Outlaw Online Betting? Don't Bet On It
Can--or should--Internet gambling be curbed or even controlled? If pending legislation in Congress passes when lawmakers reconvene in January, Internet gambling, like other forms of interstate betting, will become a federal no-no--punishable by a fine of up to $2,500 or six months in prison. Anyone convicted of running a cybercasino would be liable for fines of up to $20,000 and four years in jail. The bill, introduced by Senator Jon L. Kyl (R-Ariz.), has garnered support from an odd coalition that includes Ralph Nader's Public Citizen, the Christian Coalition, the National Association of State Attorneys General, and the FBI.
In Australia, just seconds away in cyberspace, lawmakers are taking the opposite tack. Down under, politicians are trying to put the government's imprimatur on online wagering. They figure that the seal of approval will draw bettors from unregulated cybercasinos and bring new tax revenue to Australia's coffers. "The attitude here is that it's going to happen, so we may as well be in the best position when it does," says Michael Toohey, managing director of Australasian Gaming Specialists in Sydney, an Internet consultant that is pushing cybergambling regulations.
GROWTH BUSINESS. How the cards ultimately fall has ramifications on both continents. The number of virtual bookies taking bets on everything from blackjack to basketball has jumped from 15 to 80 in the past 11 months, according to Sue Schneider, editor of the cyberpublication Rolling Good Times Online.
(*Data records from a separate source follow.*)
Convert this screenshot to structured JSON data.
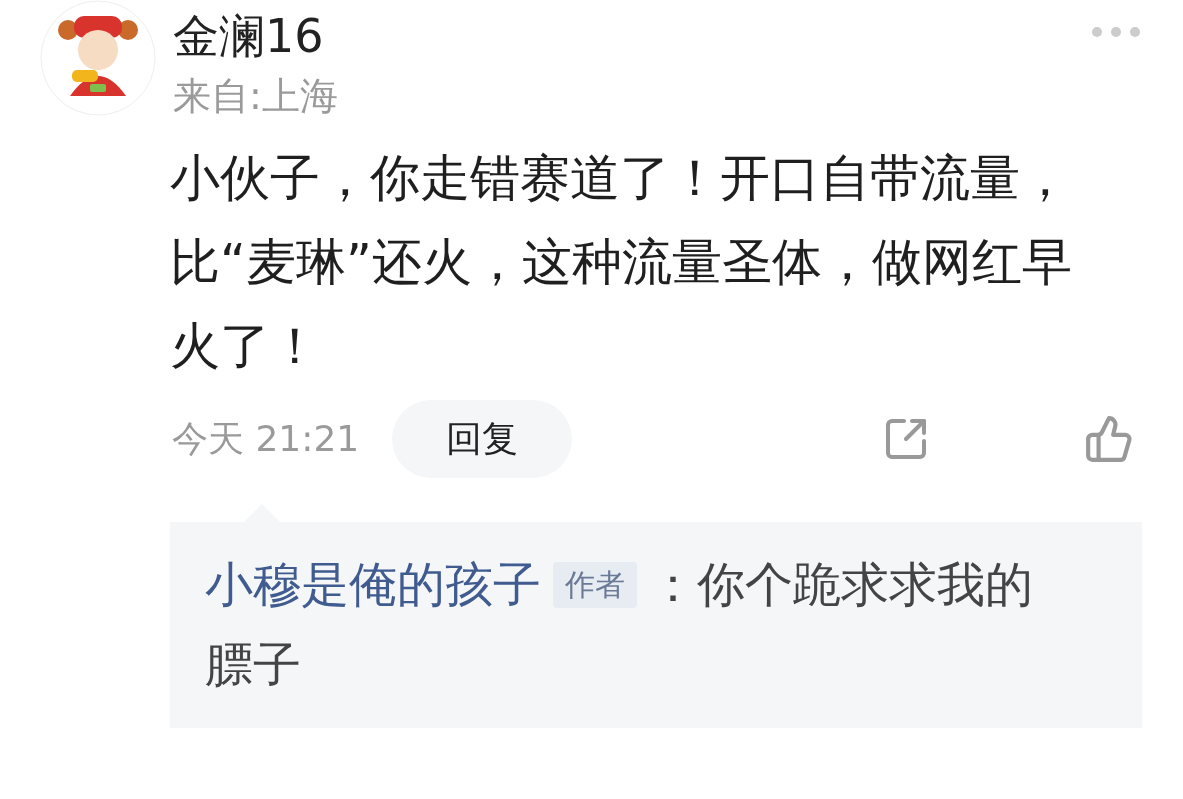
{
  "comment": {
    "author": "金澜16",
    "location": "来自:上海",
    "text": "小伙子，你走错赛道了！开口自带流量，比“麦琳”还火，这种流量圣体，做网红早火了！",
    "time": "今天 21:21",
    "reply_button": "回复"
  },
  "replies": [
    {
      "author": "小穆是俺的孩子",
      "badge": "作者",
      "text": "：你个跪求求我的膘子"
    }
  ]
}
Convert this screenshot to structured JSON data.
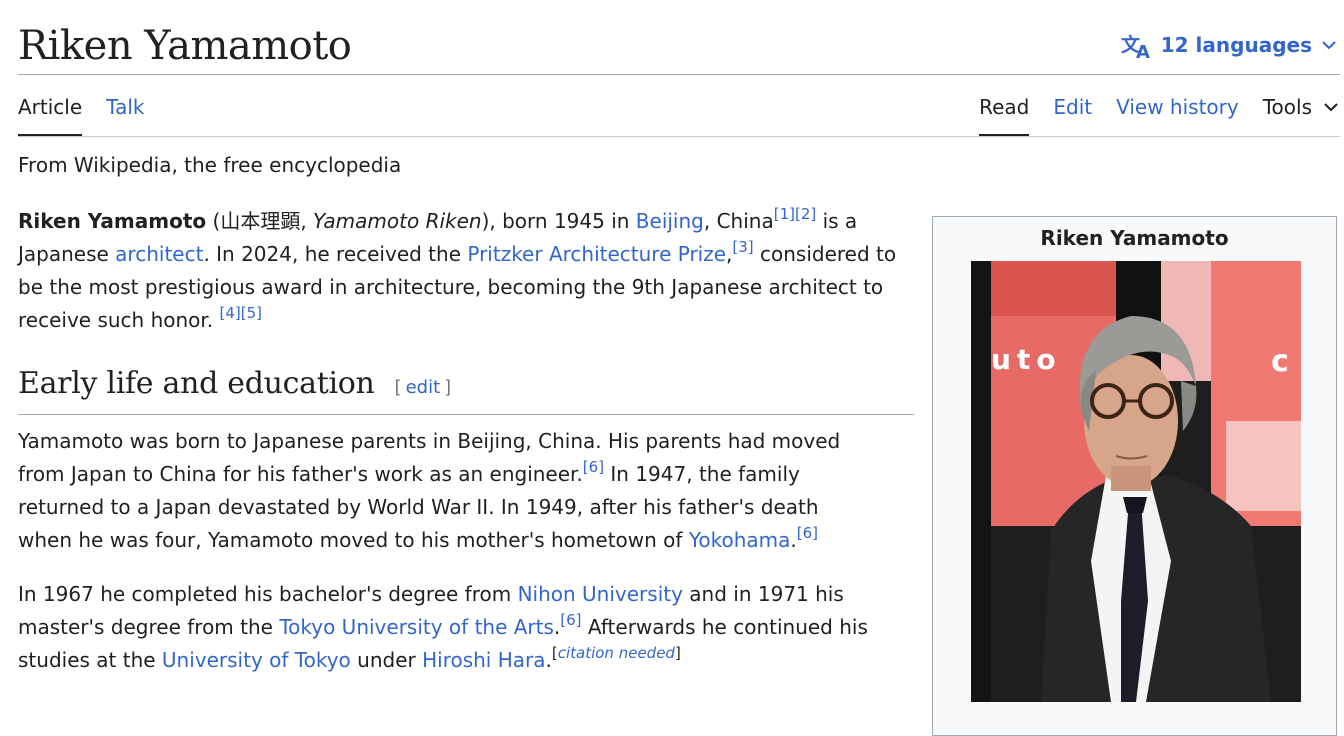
{
  "header": {
    "title": "Riken Yamamoto",
    "languages_label": "12 languages"
  },
  "tabs": {
    "left": [
      "Article",
      "Talk"
    ],
    "right": [
      "Read",
      "Edit",
      "View history",
      "Tools"
    ]
  },
  "tagline": "From Wikipedia, the free encyclopedia",
  "intro": {
    "name": "Riken Yamamoto",
    "open_paren": " (",
    "native_name": "山本理顕",
    "comma": ", ",
    "romaji": "Yamamoto Riken",
    "after_romaji": "), born 1945 in ",
    "beijing": "Beijing",
    "after_beijing": ", China",
    "ref1": "[1]",
    "ref2": "[2]",
    "after_refs": " is a Japanese ",
    "architect": "architect",
    "after_architect": ". In 2024, he received the ",
    "pritzker": "Pritzker Architecture Prize",
    "after_pritzker": ",",
    "ref3": "[3]",
    "after_ref3": " considered to be the most prestigious award in architecture, becoming the 9th Japanese architect to receive such honor. ",
    "ref4": "[4]",
    "ref5": "[5]"
  },
  "section": {
    "heading": "Early life and education",
    "edit_open": "[",
    "edit_label": "edit",
    "edit_close": "]"
  },
  "para1": {
    "t1": "Yamamoto was born to Japanese parents in Beijing, China. His parents had moved from Japan to China for his father's work as an engineer.",
    "ref6a": "[6]",
    "t2": " In 1947, the family returned to a Japan devastated by World War II. In 1949, after his father's death when he was four, Yamamoto moved to his mother's hometown of ",
    "yokohama": "Yokohama",
    "t3": ".",
    "ref6b": "[6]"
  },
  "para2": {
    "t1": "In 1967 he completed his bachelor's degree from ",
    "nihon": "Nihon University",
    "t2": " and in 1971 his master's degree from the ",
    "tokyo_arts": "Tokyo University of the Arts",
    "t3": ".",
    "ref6c": "[6]",
    "t4": " Afterwards he continued his studies at the ",
    "utokyo": "University of Tokyo",
    "t5": " under ",
    "hara": "Hiroshi Hara",
    "t6": ".",
    "cn_open": "[",
    "cn_label": "citation needed",
    "cn_close": "]"
  },
  "infobox": {
    "title": "Riken Yamamoto",
    "photo_text_left": "uto",
    "photo_text_right": "c"
  },
  "colors": {
    "link": "#3366cc",
    "text": "#202122",
    "rule": "#a2a9b1"
  }
}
Most sites are based outside the U.S. in such locations as Antigua and Curacao.
In fact, according to analyst Sebastian Sinclair with Christiansen/Cummings Associates Inc., growth in cybergambling has been limited by consumer apprehension about using these no-name offshore casinos. If Australia goes ahead with a system of government-sanctioned sites, he figures, more consumers would be willing to zap bets across the net, figuring that they'd have somewhere to turn if something went awry.
U.S. casino operators are stuck between two impulses: They want to quash the new online competition, but they also want to figure out how to get into the game themselves. "We'd be crazy not to view this as an opportunity for the company," says Phil Cooper, a vice-president with Caesars Palace in Las Vegas. Caesars and Interplay Productions, a software developer, will soon launch a virtual casino that uses play money.
At this point, the industry's trade association is coming out meekly on both sides of the argument. "We're not on record as supporting Senator Kyl's bill; we are on record as not opposing it," says Kathleen J. Schippers, a spokesperson at the American Gaming Assn.
Not surprisingly, gambling-state legislators are among the bill's most vocal proponents. A co-sponsor of Kyl's bill is Democratic Senator Richard H. Bryan from Nevada. GOP Representative Frank A. LoBiondo from the New Jersey district that includes Atlantic City supports a similar House measure.
The legislators insist their motivation isn't simply to protect the gambling industry. Rather, they say, restrictions on online gambling would update existing laws that prohibit interstate wagering and protect minors. "Whatever one's view of gambling," says Bryan, "it ought to be reserved for adults and it ought to be regulated." But would restrictions work? Uncle Sam hasn't exactly impeded illegal sports betting.
Internet service providers oppose the Kyl bill because it would require them to block objectionable gambling sites. The Interactive Services Assn., which represents ISPs, favors regulation of cybercasinos rather than prohibition and is floating such ideas as establishing daily betting limits and requiring any virtual casino to maintain a U.S. office. Casinos that adhere to an industry code of conduct could--once they pay a licensing fee--display an ISA seal of compliance. No doubt, somewhere on the Net, there's a site where somebody will give you odds on how this all will shake out.